Other, more recent research conducted regarding Mattel’s wildly successful American Girl brand finds the basis of its marketing lying in well-researched, moralistic, value-rich, historical stories to attach profound levels of complexity and moral meaning to the dolls, their clothing, and accessories. (See, for example, Diamond et al. 2009; Kozinets et al. 2003.) Each of the individual dolls in the American Girl pantheon becomes a storied brand containing its own rich Aura, Allegory, Arcadia, and Antinomy. Testament to the success of the dolls’ collective stories is found in the fact that the original doll-and-clothing franchise has had its brand extended into a successful magazine, a library of how-to books for girls, a set of made-for-television movies, and, most recently, a hit major motion picture release (2008’s Kit Kittredge: An American Girl). The deeper the story goes, the more the world-building and world-making that occurs, the richer the rooms of the imaginative mansion that both adults and children play in.
The key to consumer engagement and involvement seems to lie in the rich telling of tales, a story that, in itself, is certainly not new to Madison Avenue.
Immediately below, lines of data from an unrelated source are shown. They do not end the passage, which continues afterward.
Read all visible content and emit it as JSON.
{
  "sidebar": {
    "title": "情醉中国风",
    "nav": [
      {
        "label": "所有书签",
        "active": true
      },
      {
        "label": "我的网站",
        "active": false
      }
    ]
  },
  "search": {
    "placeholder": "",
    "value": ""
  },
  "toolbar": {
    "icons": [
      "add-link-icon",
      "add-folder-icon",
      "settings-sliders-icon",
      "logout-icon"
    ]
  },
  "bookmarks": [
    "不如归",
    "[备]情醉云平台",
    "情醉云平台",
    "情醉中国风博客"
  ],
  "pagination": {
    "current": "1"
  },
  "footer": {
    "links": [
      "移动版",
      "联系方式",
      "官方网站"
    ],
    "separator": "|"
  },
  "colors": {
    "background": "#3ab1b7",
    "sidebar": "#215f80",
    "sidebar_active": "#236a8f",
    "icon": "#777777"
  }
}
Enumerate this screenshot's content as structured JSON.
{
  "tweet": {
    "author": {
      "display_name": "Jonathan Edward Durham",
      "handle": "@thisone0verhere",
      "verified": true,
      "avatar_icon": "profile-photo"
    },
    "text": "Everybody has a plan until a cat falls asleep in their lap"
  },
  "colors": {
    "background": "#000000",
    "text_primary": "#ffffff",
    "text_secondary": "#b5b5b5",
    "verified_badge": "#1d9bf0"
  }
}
The role of the story in fostering emotional connection with the brand looms large in accounts by experts and insiders such as Sal Randazzo (1993), Margaret Mark and Carol Pearson (2001), Marc Gobé (2001), Laurence Vincent (2002), Kevin Roberts (2004), Douglas Atkins (2004), and Alex Wipperfürth (2005). Advertising, branding, and marketing practitioners are continually working with the entertainment industry, developing and hybridizing new forms in a dynamic environment characterized by rapid technological change and the consumer-to-consumer interconnectivity of the Internet.
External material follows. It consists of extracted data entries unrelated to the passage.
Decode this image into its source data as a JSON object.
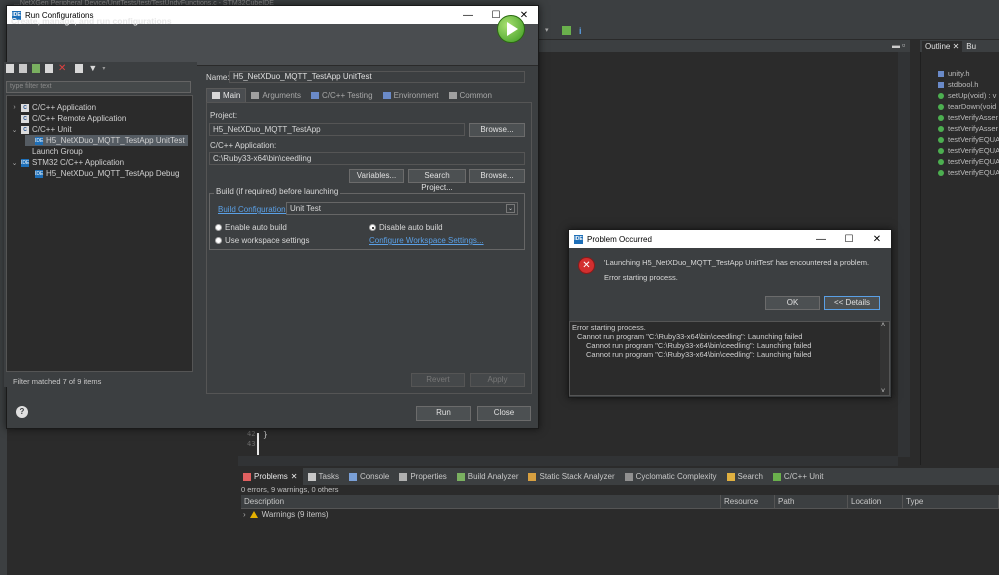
{
  "ide": {
    "path_text": "...NetXGen Peripheral Device/UnitTests/test/TestUndvFunctions.c - STM32CubeIDE",
    "line_numbers": [
      "42",
      "43"
    ],
    "code_brace": "}",
    "outline": {
      "tab_outline": "Outline",
      "tab_build": "Bu",
      "items": [
        {
          "label": "unity.h",
          "kind": "include"
        },
        {
          "label": "stdbool.h",
          "kind": "include"
        },
        {
          "label": "setUp(void) : v",
          "kind": "fn"
        },
        {
          "label": "tearDown(void",
          "kind": "fn"
        },
        {
          "label": "testVerifyAsser",
          "kind": "fn"
        },
        {
          "label": "testVerifyAsser",
          "kind": "fn"
        },
        {
          "label": "testVerifyEQUA",
          "kind": "fn"
        },
        {
          "label": "testVerifyEQUA",
          "kind": "fn"
        },
        {
          "label": "testVerifyEQUA",
          "kind": "fn"
        },
        {
          "label": "testVerifyEQUA",
          "kind": "fn"
        }
      ]
    },
    "bottom_tabs": [
      {
        "label": "Problems",
        "active": true,
        "closable": true
      },
      {
        "label": "Tasks"
      },
      {
        "label": "Console"
      },
      {
        "label": "Properties"
      },
      {
        "label": "Build Analyzer"
      },
      {
        "label": "Static Stack Analyzer"
      },
      {
        "label": "Cyclomatic Complexity"
      },
      {
        "label": "Search"
      },
      {
        "label": "C/C++ Unit"
      }
    ],
    "problems_summary": "0 errors, 9 warnings, 0 others",
    "problems_columns": [
      "Description",
      "Resource",
      "Path",
      "Location",
      "Type"
    ],
    "problems_row": "Warnings (9 items)"
  },
  "run_config": {
    "title": "Run Configurations",
    "header_title": "Create, manage, and run configurations",
    "filter_placeholder": "type filter text",
    "tree": [
      {
        "label": "C/C++ Application",
        "level": 0,
        "arrow": ">",
        "icon": "C"
      },
      {
        "label": "C/C++ Remote Application",
        "level": 0,
        "arrow": "",
        "icon": "C"
      },
      {
        "label": "C/C++ Unit",
        "level": 0,
        "arrow": "v",
        "icon": "C"
      },
      {
        "label": "H5_NetXDuo_MQTT_TestApp UnitTest",
        "level": 1,
        "arrow": "",
        "icon": "IDE",
        "selected": true
      },
      {
        "label": "Launch Group",
        "level": 0,
        "arrow": "",
        "icon": ""
      },
      {
        "label": "STM32 C/C++ Application",
        "level": 0,
        "arrow": "v",
        "icon": "IDE"
      },
      {
        "label": "H5_NetXDuo_MQTT_TestApp Debug",
        "level": 1,
        "arrow": "",
        "icon": "IDE"
      }
    ],
    "filter_status": "Filter matched 7 of 9 items",
    "name_label": "Name:",
    "name_value": "H5_NetXDuo_MQTT_TestApp UnitTest",
    "tabs": [
      {
        "label": "Main",
        "active": true
      },
      {
        "label": "Arguments"
      },
      {
        "label": "C/C++ Testing"
      },
      {
        "label": "Environment"
      },
      {
        "label": "Common"
      }
    ],
    "project_label": "Project:",
    "project_value": "H5_NetXDuo_MQTT_TestApp",
    "browse_label": "Browse...",
    "app_label": "C/C++ Application:",
    "app_value": "C:\\Ruby33-x64\\bin\\ceedling",
    "variables_label": "Variables...",
    "search_project_label": "Search Project...",
    "build_group_label": "Build (if required) before launching",
    "build_config_link": "Build Configuration:",
    "build_config_value": "Unit Test",
    "enable_auto_build": "Enable auto build",
    "disable_auto_build": "Disable auto build",
    "use_workspace": "Use workspace settings",
    "configure_workspace_link": "Configure Workspace Settings...",
    "revert_label": "Revert",
    "apply_label": "Apply",
    "run_label": "Run",
    "close_label": "Close",
    "help_label": "?"
  },
  "problem_dialog": {
    "title": "Problem Occurred",
    "message": "'Launching H5_NetXDuo_MQTT_TestApp UnitTest' has encountered a problem.",
    "sub_message": "Error starting process.",
    "ok_label": "OK",
    "details_label": "<< Details",
    "details_lines": [
      "Error starting process.",
      "Cannot run program \"C:\\Ruby33-x64\\bin\\ceedling\": Launching failed",
      "Cannot run program \"C:\\Ruby33-x64\\bin\\ceedling\": Launching failed",
      "Cannot run program \"C:\\Ruby33-x64\\bin\\ceedling\": Launching failed"
    ]
  },
  "colors": {
    "error_red": "#d32f2f",
    "run_green": "#3a9a20",
    "link_blue": "#5aa0e6",
    "warning_yellow": "#e5b000"
  }
}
We see the results, as Hollywood remakes and refreshes old franchises just as old brands are continually extended and renewed. Alongside, popular consumer culture and fan culture merge effortlessly one into the other, their possibilities continuously expanded and technologically accelerated. Old comic book characters become refreshed into new motion picture characters—think of the Joker in The Dark Knight as a prototypical entertainment retrobrand. Characters such as Heath Ledger’s Joker become the basis for new action figures with Ledger’s face, new puzzles with his form, new trading cards and games in which his image of the Joker becomes the Joker (of this time, just as Cesar Romero was the chillingly antagonistic Joker of another, now bygone, era). The universe he and his cohorts inhabit also now engender transmedia, cross-product, and transbrand empires that reach from chewing gum packages and video games to their own wikis, alternate reality games, virtual worlds, and social network sites.
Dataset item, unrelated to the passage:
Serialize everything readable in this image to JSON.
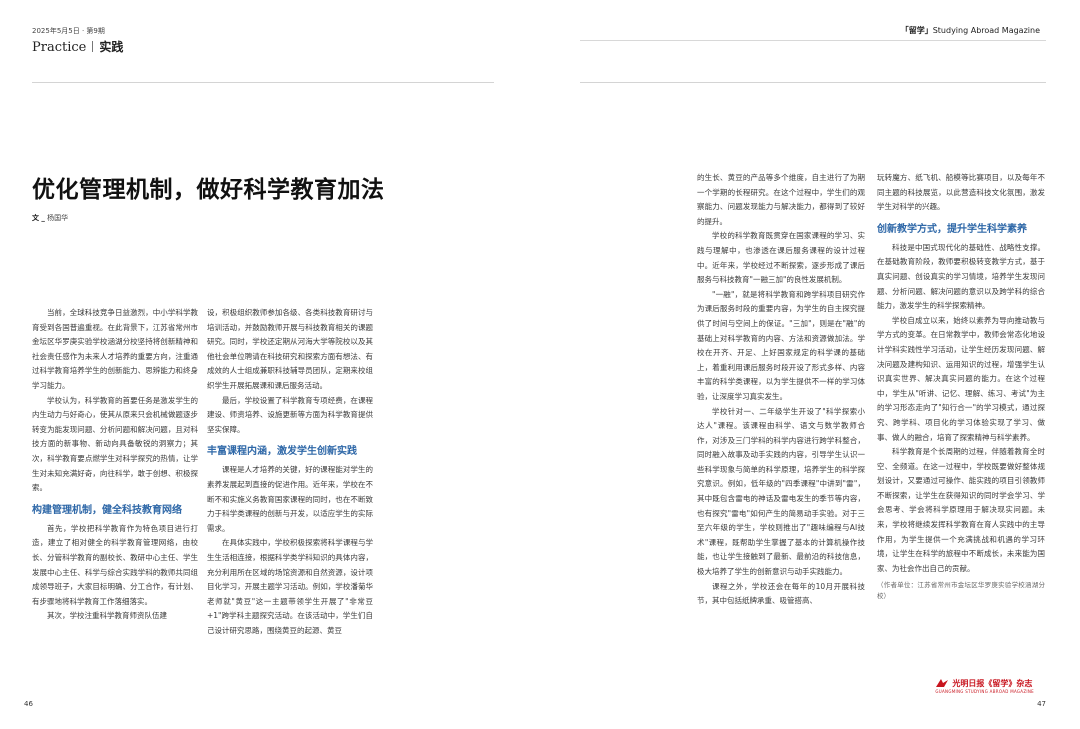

The example simply shows that the true retro revival is never over. This refashioning and revaluing, if successful, continues just as the gift continues to circulate—ever added to, never put down for very long. It may stop and rest, but it is ever subject to rediscovery. In our contemporary culture, the main source of energy and invention is in the past. And, in the moment of rediscovery itself, there is value.